Currently many NLG models are evaluated using n-gram overlap metrics like BLEU and ROUGE, but these metrics do not capture semantics let alone speaker intentions. People use language to communicate, and if we want NLG models to effectively communicate with people, we should evaluate them based on how well they communicate. We illustrate how this communication-based evaluation would work using the color reference game scenario from Monroe et al., 2017. We collected color reference game captions of various qualities and investigated how well models that use the captions to play the reference game can distinguish between dffierent quality captions compared to n-gram overlap metrics.
We have released the data we collected. It can be found in data/csv/clean_data.csv. The code to recreate the plots in the paper using the data and pretrained models can be found in this jupyter notebook.
caption_featurizers.py contains code to process captions with an appropriate tokenizer into a format expected by the models. color_featurizers.py is a similar featurizer for the color inputs.
evaluation.py contains performance metric code for all models.

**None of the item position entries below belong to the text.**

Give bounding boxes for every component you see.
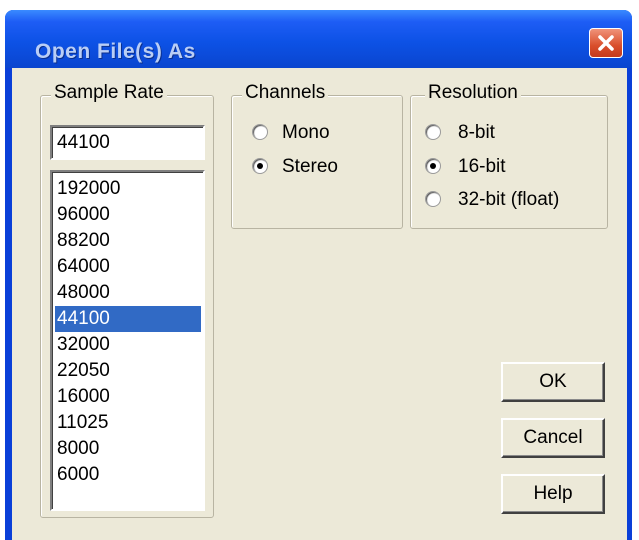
title-bar[interactable]: Open File(s) As: [5, 10, 632, 68]
sample-rate-legend: Sample Rate: [51, 82, 167, 104]
sample-rate-input[interactable]: 44100: [50, 125, 205, 160]
sample-rate-list-item[interactable]: 16000: [55, 384, 201, 410]
16bit-label[interactable]: 16-bit: [458, 156, 506, 178]
channels-legend: Channels: [242, 82, 329, 104]
sample-rate-list-item[interactable]: 11025: [55, 410, 201, 436]
sample-rate-list-item[interactable]: 96000: [55, 202, 201, 228]
help-button[interactable]: Help: [501, 474, 605, 514]
resolution-legend: Resolution: [425, 82, 521, 104]
sample-rate-list-item[interactable]: 88200: [55, 228, 201, 254]
8bit-radio[interactable]: [425, 124, 441, 140]
16bit-radio[interactable]: [425, 158, 441, 174]
sample-rate-list-item[interactable]: 44100: [55, 306, 201, 332]
stereo-radio[interactable]: [252, 158, 268, 174]
sample-rate-list-item[interactable]: 48000: [55, 280, 201, 306]
sample-rate-list-item[interactable]: 8000: [55, 436, 201, 462]
close-icon: [598, 35, 614, 51]
8bit-label[interactable]: 8-bit: [458, 122, 495, 144]
mono-radio[interactable]: [252, 124, 268, 140]
ok-button[interactable]: OK: [501, 362, 605, 402]
cancel-button[interactable]: Cancel: [501, 418, 605, 458]
sample-rate-list-item[interactable]: 22050: [55, 358, 201, 384]
stereo-radio-dot: [257, 163, 263, 169]
16bit-radio-dot: [430, 163, 436, 169]
sample-rate-list[interactable]: 192000 96000 88200 64000 48000 44100 32000 2205…: [50, 170, 205, 511]
mono-label[interactable]: Mono: [282, 122, 330, 144]
stereo-label[interactable]: Stereo: [282, 156, 338, 178]
sample-rate-value: 44100: [57, 132, 110, 153]
dialog-title: Open File(s) As: [35, 40, 196, 63]
sample-rate-list-item[interactable]: 192000: [55, 176, 201, 202]
sample-rate-list-item[interactable]: 64000: [55, 254, 201, 280]
dialog-body: Sample Rate 44100 192000 96000 88200 64000 4…: [12, 68, 627, 540]
sample-rate-list-item[interactable]: 32000: [55, 332, 201, 358]
close-button[interactable]: [589, 28, 623, 58]
32bit-radio[interactable]: [425, 191, 441, 207]
sample-rate-list-item[interactable]: 6000: [55, 462, 201, 488]
32bit-label[interactable]: 32-bit (float): [458, 189, 559, 211]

example_experiments.py contains examples of experiments that can be run with models such as the Literal Listener.
experiment.py contains code for model evaluation and the feature handler class that interfaces between the Monroe data, feature functions, and the models.
baseline_listener_samples, literal_listener_samples, and imaginative_listener_samples contain the ten sampled model parameters with optimal hyperparameters from the Baseline, Literal, and Imaginative Listener models, respectively.
data contains all the data used in the project, including the Monroe data and the synthetic data.
model contains all other model parameters for the models experimented with over the course of the project.
notebooks contains Jupyter notebooks for the experiments and scripts used to explore data, generate models, run models, sample models, score models, and other tasks.